NE Ethnia: Boston more diverse, region still segregated

A report in today's Boston Globe summarizes the findings of a housing study in greater Boston by Kennedy School professor Guy Stuart. Although the region in general is becoming more diverse, the picture changes when one looks at where population growth is taking place. To wit:

"Nonwhites and Latinos are moving to satellite cities in large and disproportionate numbers. While 15 percent of the region lived in satellite cities in 2000, for example, 34 percent of the area's Latinos resided there. The study listed the satellite cities as Attleboro, Brockton, Fall River, Fitchburg, Gloucester, Lawrence, Leominster, Lowell, New Bedford, and Worcester."

As the population in the satellite cities grows, the cities are becoming more segregated since "whites who departed either moved to another community or shifted to blocks where whites already had been disproportionately represented." These other communities include suburban towns, where the population of the average block was 93 per cent white in 2000. The article concludes:

''If these trends continue," Stuart said, ''satellite cities will become more racially and ethnically divided, as whites either leave or move to enclaves that are already largely white, in the face of a rapidly expanding nonwhite and Latino community." 

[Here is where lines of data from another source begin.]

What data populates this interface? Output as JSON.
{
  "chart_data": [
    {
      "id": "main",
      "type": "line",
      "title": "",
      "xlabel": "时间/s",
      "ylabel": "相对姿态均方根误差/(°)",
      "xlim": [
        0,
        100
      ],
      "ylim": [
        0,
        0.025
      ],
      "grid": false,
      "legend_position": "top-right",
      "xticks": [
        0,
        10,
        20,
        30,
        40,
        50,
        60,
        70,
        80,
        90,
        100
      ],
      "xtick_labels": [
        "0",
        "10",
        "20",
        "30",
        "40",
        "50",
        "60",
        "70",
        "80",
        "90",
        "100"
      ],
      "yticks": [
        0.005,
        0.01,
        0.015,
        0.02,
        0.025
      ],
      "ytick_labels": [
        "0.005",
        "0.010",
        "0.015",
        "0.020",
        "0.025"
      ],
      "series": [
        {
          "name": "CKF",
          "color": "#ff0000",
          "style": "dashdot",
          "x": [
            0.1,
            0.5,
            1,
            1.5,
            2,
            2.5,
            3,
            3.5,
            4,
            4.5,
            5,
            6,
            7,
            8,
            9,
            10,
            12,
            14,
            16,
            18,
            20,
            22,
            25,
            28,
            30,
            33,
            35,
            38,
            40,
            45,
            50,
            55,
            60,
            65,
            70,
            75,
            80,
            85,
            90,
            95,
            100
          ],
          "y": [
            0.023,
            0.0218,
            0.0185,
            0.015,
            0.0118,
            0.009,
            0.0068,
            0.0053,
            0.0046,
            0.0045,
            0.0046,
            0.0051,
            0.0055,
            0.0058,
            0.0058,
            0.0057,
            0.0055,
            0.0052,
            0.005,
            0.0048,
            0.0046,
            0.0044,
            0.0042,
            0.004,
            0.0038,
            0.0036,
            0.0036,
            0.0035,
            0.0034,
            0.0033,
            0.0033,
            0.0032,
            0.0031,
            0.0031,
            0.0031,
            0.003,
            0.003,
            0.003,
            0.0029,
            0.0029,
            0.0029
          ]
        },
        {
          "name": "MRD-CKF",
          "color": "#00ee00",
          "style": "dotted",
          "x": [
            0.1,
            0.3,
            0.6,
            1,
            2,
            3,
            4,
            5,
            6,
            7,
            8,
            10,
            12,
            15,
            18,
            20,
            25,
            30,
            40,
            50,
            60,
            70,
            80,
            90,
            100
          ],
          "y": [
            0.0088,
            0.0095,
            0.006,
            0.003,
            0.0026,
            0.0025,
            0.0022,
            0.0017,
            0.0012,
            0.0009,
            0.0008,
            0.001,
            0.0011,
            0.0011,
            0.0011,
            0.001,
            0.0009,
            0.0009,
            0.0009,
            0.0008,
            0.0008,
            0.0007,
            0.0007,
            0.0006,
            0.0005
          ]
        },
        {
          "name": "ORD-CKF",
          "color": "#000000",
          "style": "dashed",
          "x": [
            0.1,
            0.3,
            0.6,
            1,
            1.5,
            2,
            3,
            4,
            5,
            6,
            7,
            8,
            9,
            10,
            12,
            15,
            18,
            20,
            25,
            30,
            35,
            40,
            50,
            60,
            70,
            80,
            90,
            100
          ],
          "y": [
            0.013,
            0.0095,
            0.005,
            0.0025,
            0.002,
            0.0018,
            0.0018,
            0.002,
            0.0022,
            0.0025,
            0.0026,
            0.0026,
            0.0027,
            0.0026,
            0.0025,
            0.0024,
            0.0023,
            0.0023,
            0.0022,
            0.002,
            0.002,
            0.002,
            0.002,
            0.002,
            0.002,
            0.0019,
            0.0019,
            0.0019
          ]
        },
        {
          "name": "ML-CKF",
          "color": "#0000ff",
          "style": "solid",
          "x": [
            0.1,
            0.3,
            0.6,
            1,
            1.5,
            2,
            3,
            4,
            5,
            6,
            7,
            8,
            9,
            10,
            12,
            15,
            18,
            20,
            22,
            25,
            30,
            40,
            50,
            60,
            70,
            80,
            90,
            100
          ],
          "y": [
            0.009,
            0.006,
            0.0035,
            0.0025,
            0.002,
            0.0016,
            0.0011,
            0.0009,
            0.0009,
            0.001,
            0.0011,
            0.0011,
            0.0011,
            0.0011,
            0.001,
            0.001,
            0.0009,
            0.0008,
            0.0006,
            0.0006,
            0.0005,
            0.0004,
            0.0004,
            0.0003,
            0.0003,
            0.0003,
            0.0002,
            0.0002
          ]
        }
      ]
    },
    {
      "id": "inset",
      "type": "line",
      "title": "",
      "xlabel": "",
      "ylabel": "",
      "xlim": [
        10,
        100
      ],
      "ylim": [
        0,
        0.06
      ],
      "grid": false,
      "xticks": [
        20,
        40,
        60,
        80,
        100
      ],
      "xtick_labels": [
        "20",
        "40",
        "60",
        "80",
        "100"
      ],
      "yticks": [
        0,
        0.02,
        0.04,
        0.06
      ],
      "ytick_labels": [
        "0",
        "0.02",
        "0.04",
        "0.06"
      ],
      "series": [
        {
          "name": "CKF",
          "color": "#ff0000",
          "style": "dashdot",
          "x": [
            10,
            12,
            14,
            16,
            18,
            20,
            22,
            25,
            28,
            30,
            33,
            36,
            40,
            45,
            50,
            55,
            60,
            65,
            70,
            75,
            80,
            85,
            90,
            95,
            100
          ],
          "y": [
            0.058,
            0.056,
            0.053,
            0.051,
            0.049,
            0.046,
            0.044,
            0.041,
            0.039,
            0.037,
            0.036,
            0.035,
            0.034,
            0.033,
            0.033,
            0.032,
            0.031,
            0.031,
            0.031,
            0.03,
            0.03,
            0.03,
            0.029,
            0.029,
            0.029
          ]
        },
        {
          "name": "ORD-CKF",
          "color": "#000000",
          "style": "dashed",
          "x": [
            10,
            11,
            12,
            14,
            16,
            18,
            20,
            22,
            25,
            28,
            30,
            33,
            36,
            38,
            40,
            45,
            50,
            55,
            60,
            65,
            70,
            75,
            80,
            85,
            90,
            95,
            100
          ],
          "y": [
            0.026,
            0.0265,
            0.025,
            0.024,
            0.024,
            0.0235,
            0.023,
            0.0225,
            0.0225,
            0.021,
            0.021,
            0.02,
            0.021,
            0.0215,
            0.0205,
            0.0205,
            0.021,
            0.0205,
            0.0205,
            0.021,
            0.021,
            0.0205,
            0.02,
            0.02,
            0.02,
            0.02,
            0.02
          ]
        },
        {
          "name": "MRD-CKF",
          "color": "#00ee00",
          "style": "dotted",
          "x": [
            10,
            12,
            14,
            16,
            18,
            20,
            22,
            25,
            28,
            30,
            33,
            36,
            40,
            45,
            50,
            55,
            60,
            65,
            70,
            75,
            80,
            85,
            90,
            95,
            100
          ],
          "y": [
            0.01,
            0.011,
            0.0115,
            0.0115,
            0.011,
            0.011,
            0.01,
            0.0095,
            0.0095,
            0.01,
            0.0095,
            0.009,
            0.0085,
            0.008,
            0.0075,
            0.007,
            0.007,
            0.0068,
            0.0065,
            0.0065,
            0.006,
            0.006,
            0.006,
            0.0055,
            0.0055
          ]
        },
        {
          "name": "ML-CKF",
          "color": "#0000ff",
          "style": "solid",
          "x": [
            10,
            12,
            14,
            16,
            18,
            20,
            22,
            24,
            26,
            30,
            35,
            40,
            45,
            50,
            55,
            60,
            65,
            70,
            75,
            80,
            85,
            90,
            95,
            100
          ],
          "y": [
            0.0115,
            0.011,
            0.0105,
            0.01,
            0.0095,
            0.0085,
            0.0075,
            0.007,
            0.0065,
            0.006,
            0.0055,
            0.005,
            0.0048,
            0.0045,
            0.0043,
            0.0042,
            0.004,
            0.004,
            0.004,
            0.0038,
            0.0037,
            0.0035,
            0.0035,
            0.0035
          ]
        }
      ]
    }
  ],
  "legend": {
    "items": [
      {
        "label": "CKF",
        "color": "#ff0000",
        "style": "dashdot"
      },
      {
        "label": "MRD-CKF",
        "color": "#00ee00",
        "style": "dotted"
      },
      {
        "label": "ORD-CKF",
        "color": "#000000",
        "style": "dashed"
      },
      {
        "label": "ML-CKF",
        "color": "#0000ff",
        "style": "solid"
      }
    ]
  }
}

I would add that housing is not the only area where division is apparent. The pattern was obvious in our previous home in Worcester, where expanding and culturally vibrant immigrant communities are almost entirely excluded from the Soviet-type political structures, and live on blocks which are ignored by the financial and business structures. Meanwhile the businesses which would be in the city center (bulldozed long ago to buld a chronically failing shopping mall with a large and generally empty parking garage) were migrating across the border to the strip-mall section of suburban Shrewsbury. As we used to tell people trying to find us, "We live right where downtown would be if there were one."